Although respiratory depression is the most severe risk associated with opioid use in children, other side effects may make opioids intolerable for some. Gastrointestinal side effects such as nausea, vomiting, or constipation can compound pain-related difficulties with reduced oral intake and worsen dehydration. Additional bothersome adverse effects include lightheadedness/dizziness, dry mouth, itching, and rash.

Prescription opioids also have the potential for misuse and abuse in adolescents, who are thought to be even more susceptible than adults due to the sensitivity of reward centers in the adolescent brain. , An analysis of a large commercial claims database found that 4.8% of opioid-naïve patients aged 13–21 continued to refill opioid prescriptions 90–180 days after tonsillectomy. Although older children and adolescents may be less vulnerable to respiratory depression, habit formation and potential for opioid misuse is an important consideration in this age group.

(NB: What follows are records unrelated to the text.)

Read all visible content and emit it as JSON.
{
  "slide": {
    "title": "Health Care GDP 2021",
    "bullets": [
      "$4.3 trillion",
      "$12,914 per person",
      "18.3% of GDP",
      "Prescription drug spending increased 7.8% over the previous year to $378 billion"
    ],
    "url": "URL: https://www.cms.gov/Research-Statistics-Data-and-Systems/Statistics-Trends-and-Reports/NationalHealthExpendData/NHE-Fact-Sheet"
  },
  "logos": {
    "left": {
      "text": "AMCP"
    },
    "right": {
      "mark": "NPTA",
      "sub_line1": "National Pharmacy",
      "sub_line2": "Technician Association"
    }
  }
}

Opioid prescriptions, even for children, should be accompanied by education regarding appropriate secure storage, cessation of medication when pain abates, and methods for disposal of unused medication.

Codeine

Historically, codeine, usually combined with acetaminophen, was the most commonly prescribed medication used for the management of posttonsillectomy pain. However, in 2009, a report of the codeine-related posttonsillectomy death of a 2-year-old with obstructive sleep apnea (OSA) who had a duplication of the CYP2D6 allele raised awareness of the risk of codeine administration in patients with this ultrarapid metabolizer phenotype. In 2013, after a review of similar cases, the FDA issued a new box warning (its strongest warning) against the use of codeine for posttonsillectomy pain management in children. In 2017, the FDA expanded this advisory to a contraindication against the use of codeine for the treatment of pain or cough in children under 12, and a warning against its use in adolescents age 12–18 with obesity, OSA, or severe lung disease. A review of the FDA Adverse Event Reporting System (FAERS) from 1969 to 2015 identified 24 codeine-related deaths in children under 18, 21 of which occurred in children under the age of 12. Many of these patients were ultrarapid or extensive metabolizers, leading to supratherapeutic morphine levels that can be especially dangerous in the posttonsillectomy OSAS population. Unfortunately, preprocedural screening for CYP2D6 polymorphisms would be impractical and has not been shown to correlate with clinical phenotype.

On the other end of the spectrum, the subset of patients belonging to the “poor metabolizer” phenotype is unable to metabolize codeine to its active metabolite and therefore derive minimal analgesia from its administration. RCTs have found no difference in pain control with acetaminophen with codeine compared to either acetaminophen or ibuprofen alone in children after tonsillectomy. Codeine use was associated with increased nausea and decreased tolerance of a normal diet in these studies. , All of these data taken together indicate that the risks of codeine far outweigh the benefits in children, and codeine administration has decreased substantially in recent years. However, despite the strongest FDA warnings, 1 in 20 children who underwent a tonsillectomy in 2015 still received a prescription for codeine.